David a besoin de temps, pour désirer et pour jouir. Il lui demande une pause. Avec elle il n’atteint pas l’orgasme. Il se voue plutôt à présentifier un phallus perpétuellement en érection pour la satisfaire. Elle va consentir à la distance qu’il lui impose, mais c’est alors que la source de son désir à elle tarit.

Dans Le système Victoria, il n’est pas question d’amour mais de recherche de jouissance. David, à la fois horrifié et fasciné par la volonté infaillible de sa maîtresse finira par se soumettre à son diktat, comme jadis il le fit avec son père et aujourd’hui avec ses patrons. L’absence de détumescence de l’organe phallique répond à cette exigence de jouissance à laquelle il se voue. L’ennui finit par se profiler à l’horizon de ces échanges amoureux. Mais David est devant un choix forcé. C’est : marche ou crève !

Il est lent, elle est rapide. Il est écrasé, elle est libre. Il finit par lui envier son mode de vie et lui en vouloir. Il s’aigrit, se vit comme l’objet sacrifié.

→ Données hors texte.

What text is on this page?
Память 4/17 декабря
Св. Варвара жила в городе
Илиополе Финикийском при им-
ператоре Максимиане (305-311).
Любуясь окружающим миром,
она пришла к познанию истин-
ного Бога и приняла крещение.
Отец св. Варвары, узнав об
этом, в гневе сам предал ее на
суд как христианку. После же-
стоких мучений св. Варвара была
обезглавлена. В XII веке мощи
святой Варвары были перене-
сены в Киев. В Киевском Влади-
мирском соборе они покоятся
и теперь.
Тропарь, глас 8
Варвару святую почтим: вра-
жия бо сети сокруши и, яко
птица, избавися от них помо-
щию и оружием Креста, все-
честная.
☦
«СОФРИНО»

Il se rêvait créateur, il se voit esclave. C’est alors que brutalement il va la confronter au cynisme de son mode de jouir sans entrave. À la fois désabusé et captif il va lâcher les amarres de ses idéaux, et la pousser à réaliser son fantasme le plus secret. Une mauvaise rencontre l’y précipite, transformant l’impératif surmoïque kantien : Travaille ! en impératif sadien : Jouis ! Cette percussion par le S1 du commandement lui fera lâcher l’Idéal pour l’objet. C’est dans cette conjoncture qu’il va mettre en scène son fantasme et par là offrir l’objet cause de son désir à la jouissance de dieux obscurs. «  Une femme jouit de tous les phallus » pourrait être la formule de ce fantasme qui finit par va passer dans le réel. Quant à Victoria ne reculant devant rien pour incarner La femme qui manque aux hommes, elle se fera dans le réel l’objet du fantasme de son partenaire. Un branchement, de son mode de jouir sans limite s’effectue ainsi sur celui de son amant. Elle n’y survivra pas.

Épilogue. On apprend à la fin du roman que Victoria n’avait pas osé faire part à son amant de certains passages de son journal intime qu’elle lui adressait par mail quotidiennement. Dans cette lettre d’amour restée secrète, qui n’atteindra pas son destinataire, on découvre les prémices d’un amour naissant. Mais celui-ci n’aura pas eu le temps d’exister et de jeter un pont sur l’abîme du non-rapport sexuel qui s’est chaque jour davantage creusé. L’amour étouffé dans l’œuf ne fera pas office de suppléance et chacun aura été laissé à l’isolement de son mode de jouir.

[1] Reinhardt, É., Le système Victoria, Paris, Stock, 2011.
[2] Reinhardt, É., Le système Victoria, op.cit., p. 389.
[3] Cf. De Georges P., « Toccata…et fugue ! », Uforca, Toccata n°1, janvier 2015.
[4] Lacan J., Le Séminaire, livre XVI, D’un Autre à l’autre, texte établi par J.-A. Miller, Paris, Seuil, 2006, p. 335.